2268364162 Waves Of Change 2009: Water Kisses

2268364162 Waves of change

Water kisses the pier, a nautical scent in the air, sun glowing brilliantly in a pale blue sky.
Just outside Williams Coffee Pub at Pier 8 on the west harbour, tourists pose for photos by a soaring steel sculpture, while at a table a young woman named Faye reads her Bible. She lives near Gage Park. “I like the open space, being close to the water, feeling the breeze,” Faye says. Wind ripples the book’s thin pages she’s reading from Genesis.
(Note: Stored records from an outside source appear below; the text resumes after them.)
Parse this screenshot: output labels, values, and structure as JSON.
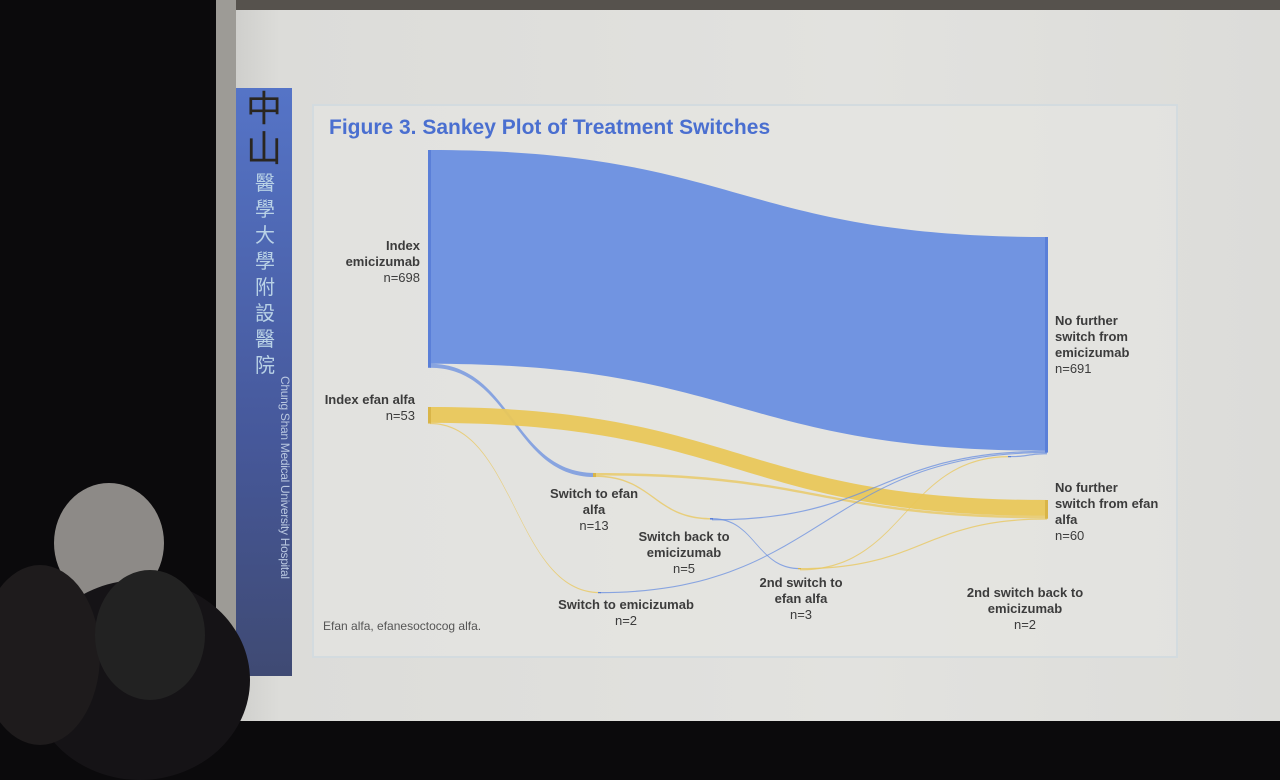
{
  "logo": {
    "chinese_top": "中山",
    "chinese_text": [
      "醫",
      "學",
      "大",
      "學",
      "附",
      "設",
      "醫",
      "院"
    ],
    "english": "Chung Shan Medical University Hospital"
  },
  "footnote": "Efan alfa, efanesoctocog alfa.",
  "chart_data": {
    "type": "sankey",
    "title": "Figure 3. Sankey Plot of Treatment Switches",
    "colors": {
      "emicizumab": "#6a8fe0",
      "efan_alfa": "#e9c75a"
    },
    "nodes": [
      {
        "id": "idx_emi",
        "label": "Index emicizumab",
        "n": "n=698",
        "value": 698
      },
      {
        "id": "idx_efan",
        "label": "Index efan alfa",
        "n": "n=53",
        "value": 53
      },
      {
        "id": "sw_efan",
        "label": "Switch to efan alfa",
        "n": "n=13",
        "value": 13
      },
      {
        "id": "sw_emi",
        "label": "Switch to emicizumab",
        "n": "n=2",
        "value": 2
      },
      {
        "id": "swb_emi",
        "label": "Switch back to emicizumab",
        "n": "n=5",
        "value": 5
      },
      {
        "id": "sw2_efan",
        "label": "2nd switch to efan alfa",
        "n": "n=3",
        "value": 3
      },
      {
        "id": "sw2b_emi",
        "label": "2nd switch back to emicizumab",
        "n": "n=2",
        "value": 2
      },
      {
        "id": "nf_emi",
        "label": "No further switch from emicizumab",
        "n": "n=691",
        "value": 691
      },
      {
        "id": "nf_efan",
        "label": "No further switch from efan alfa",
        "n": "n=60",
        "value": 60
      }
    ],
    "links": [
      {
        "source": "idx_emi",
        "target": "nf_emi",
        "value": 685,
        "color": "emicizumab"
      },
      {
        "source": "idx_emi",
        "target": "sw_efan",
        "value": 13,
        "color": "emicizumab"
      },
      {
        "source": "idx_efan",
        "target": "nf_efan",
        "value": 51,
        "color": "efan_alfa"
      },
      {
        "source": "idx_efan",
        "target": "sw_emi",
        "value": 2,
        "color": "efan_alfa"
      },
      {
        "source": "sw_efan",
        "target": "nf_efan",
        "value": 8,
        "color": "efan_alfa"
      },
      {
        "source": "sw_efan",
        "target": "swb_emi",
        "value": 5,
        "color": "efan_alfa"
      },
      {
        "source": "swb_emi",
        "target": "sw2_efan",
        "value": 3,
        "color": "emicizumab"
      },
      {
        "source": "swb_emi",
        "target": "nf_emi",
        "value": 2,
        "color": "emicizumab"
      },
      {
        "source": "sw2_efan",
        "target": "nf_efan",
        "value": 1,
        "color": "efan_alfa"
      },
      {
        "source": "sw2_efan",
        "target": "sw2b_emi",
        "value": 2,
        "color": "efan_alfa"
      },
      {
        "source": "sw_emi",
        "target": "nf_emi",
        "value": 2,
        "color": "emicizumab"
      },
      {
        "source": "sw2b_emi",
        "target": "nf_emi",
        "value": 2,
        "color": "emicizumab"
      }
    ]
  }
}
In the beginning, or at least in the 1980s, you couldn’t be down here on the water at the harbour at all. These bad old days of the west harbour are fresh in the minds of those with longer memories, but for most that history is fading fast. Questions loom over where it all goes from here, but the city’s waterfront parks have become hot spots where each year one million people — that’s million — buy mochaccinos and ice cream and tickets for boat rides and trolleys, and honey garlic at Wingfest. That’s just the annual tally from “points of sale,” not counting those who flock to the harbour and don’t crack their wallets. Look at the kids playing in Pier 4 Park atop a grounded tugboat, called the Bayport, that in its youth in the 1940s towed warships around Halifax Harbour.
Hear laughter as they dance in the water of the splash pad beside it. Those kids were not present at the creation, not yet born, when it all turned around, 16 years ago.